Search code examples
google-cloud-dataproc

How to queue new jobs when running Spark on DataProc


How is it possible to submit several jobs to Google Dataproc (PySpark) and queue the jobs which do not fit on the current executors?

Only submitting jobs does not work for queueing, here the output for any following job:

 $ gcloud dataproc jobs submit pyspark myjob.py
 ...
 WARN  Utils:70 - Service 'SparkUI' could not bind on port 4040. Attempting port 4041

YARN should take a "queue" parameter for this purpose. However, I cannot find any documentation about using it with dataproc...?


Solution

  • In your case you probably want to just ignore that warning; it's actually just a harmless warning, and your driver is indeed getting properly queued up on that same cluster; ports are simply bound to successive port numbers starting at 4040 when multiple drivers are running on the same host (the dataproc master). Note that this does not mean the later submission actively waits for the first to finish; the job submission tries to run as much concurrently as there are resources for. In Dataproc, if you submit, say, 100 jobs, you should see something like 10 of them (varies depending on machine sizes, cluster sizes, etc) immediately get queued up in YARN, and several (or all) of them will successfully get enough YARN containers to begin running while others remain PENDING in YARN. As they complete, Dataproc will then incrementally submit those remaining 90 jobs to YARN as resources become available.

    At the moment there's no specialty support for YARN queues, though it's supported if you want to customize your YARN queues at cluster-creation time using:

    gcloud dataproc clusters create --properties \
        ^;^yarn:yarn.scheduler.capacity.root.queues=foo,bar,default;spark:other.config=baz
    

    (replacing the gcloud delimiter with ; to pass through the comma-separated list) and/or additional yarn-site.xml configs as outlined in tutorials like this one, and then you specify the queue with:

    gcloud dataproc jobs submit spark --properties spark.yarn.queue=foo
    

    though that won't change what you see about the port 4040 warning.
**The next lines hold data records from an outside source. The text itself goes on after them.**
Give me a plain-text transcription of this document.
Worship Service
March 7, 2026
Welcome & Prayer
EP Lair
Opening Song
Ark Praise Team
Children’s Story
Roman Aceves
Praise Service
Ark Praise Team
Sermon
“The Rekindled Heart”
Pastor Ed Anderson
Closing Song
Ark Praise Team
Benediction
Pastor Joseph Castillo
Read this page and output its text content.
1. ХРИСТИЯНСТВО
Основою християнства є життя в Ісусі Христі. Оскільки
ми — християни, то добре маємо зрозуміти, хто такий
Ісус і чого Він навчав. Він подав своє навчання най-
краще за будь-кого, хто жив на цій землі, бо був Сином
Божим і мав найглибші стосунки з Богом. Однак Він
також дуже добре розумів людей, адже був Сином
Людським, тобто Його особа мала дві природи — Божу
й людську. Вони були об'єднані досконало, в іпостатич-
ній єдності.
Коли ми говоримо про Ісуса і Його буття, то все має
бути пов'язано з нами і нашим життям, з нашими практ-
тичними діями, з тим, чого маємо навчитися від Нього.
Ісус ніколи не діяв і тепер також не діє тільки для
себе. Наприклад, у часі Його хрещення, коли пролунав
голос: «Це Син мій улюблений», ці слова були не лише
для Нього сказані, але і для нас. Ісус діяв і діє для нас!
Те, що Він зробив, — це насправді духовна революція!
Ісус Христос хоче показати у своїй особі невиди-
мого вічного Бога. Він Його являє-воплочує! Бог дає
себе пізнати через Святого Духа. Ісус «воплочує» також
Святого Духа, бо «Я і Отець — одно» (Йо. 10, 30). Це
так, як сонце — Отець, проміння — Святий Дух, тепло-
This is because the default setting is to use yarn-client mode for Spark, meaning the driver program runs on the master node, and driver submission is not subject to YARN queuing.

    You can use yarn-cluster mode as follows:

    gcloud dataproc jobs submit spark --properties \
        spark.master=yarn-cluster,spark.yarn.queue=foo
    

    Then it'll use the foo yarn-queue if you've defined it, as well as using yarn-cluster mode so that the driver program runs in a YARN container. In this case you'd no longer hit any port 4040 warnings, but in yarn-cluster mode you also don't get to see the stdout/stderr of your driver program in the Dataproc UI anymore.